By Enola Jones

The room that was still used to screen city-wide movie nights doubled on others as a rec room. Over the years they'd been in Atlantis, a pool table and foosball table and even a jukebox and dartboard had somehow made their way over on the Daedalus.

There was even a piano in one corner. On quiet nights or nights when he had to de-stress Rodney could be found there, bashing out his whirling emotions.

One of his team was always nearby, so nobody bothered him and his re-discovered love of music.

Also in the rec room, tucked away in a corner, was a bulletin board. On that board were postcards of every image imaginable. Each one held a sentence or two or three anonymously written.

It was the "Gripe Board", where if a secret grew too big, it could be shared with no repercussions.

But, occasionally, anonymity was not so anonymous and a secret holder was secretly helped.

It was always clear when a new batch went up, because a crowd gathered. As it thinned, John walked up to the "Gripe Board". He stood beside Kenton, a newcomer, and scanned the board.

Immediately, one caught his eye a close-up piece of crystal with a sentence written across it.

I wonder if they think of me
Like I think of them family.

John's eyes widened.


There was only one person who could have left that.

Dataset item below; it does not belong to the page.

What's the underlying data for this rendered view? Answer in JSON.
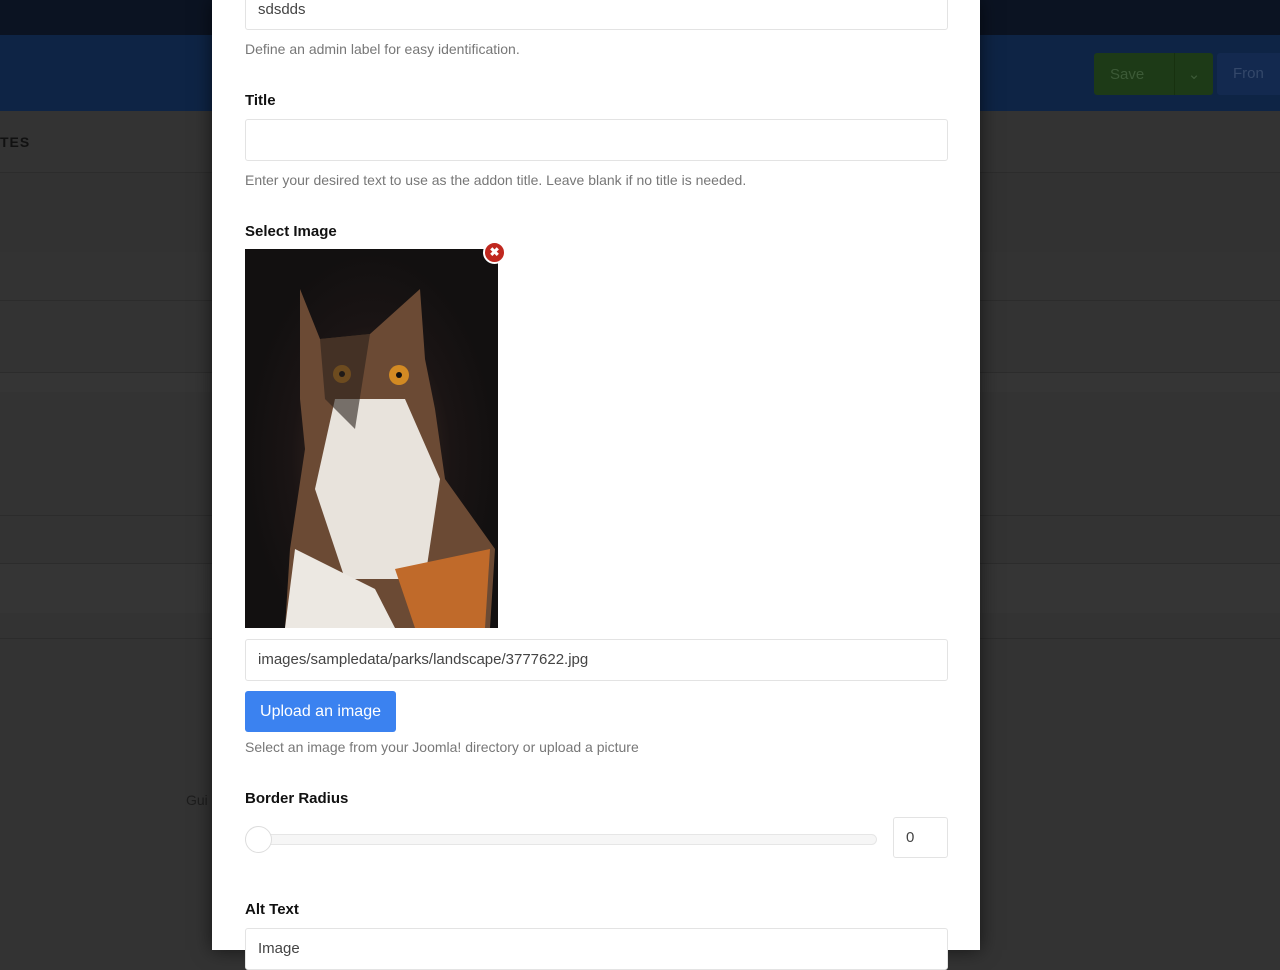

John held out his hand. The single pushpin that held the card lifted itself out and embedded itself higher in the board, while the card glided into John's hand.

Kenton gasped, and John heard Lorne's voice, "Yes, Sargent, our CO is a meta-human. Get over it."

Leaving Kenton to Lorne's competent ministrations, John took the card back to his quarters.

He knew the perfect the only -- reply.


It was late at night when Rodney entered the rec room. He was the only one there -- if you didn't count the soldier curled up on the couch, sound asleep under a blanket that some kind soul had clearly tucked him in with.

Rodney wandered over to the board, where he caught sight of a large postcard.

The crystal image he'd used was in the upper left corner. There was a photograph of a black shape a wristband? -- hovering in mid-air in the upper right. A pair of Bantos rods rested in the lower left, and a pair of crossed knives sat in the lower right.

And in the centre, linking them all together, was the cross-and-lily square of the Musketeers. Over this, in jet-black ink, were three large words.


The pictoral answer to his card undid him.

His hand flew to his mouth to contain the involountary sob.

It didn't matter which of them had posted it.

Because he knew every one of them meant it.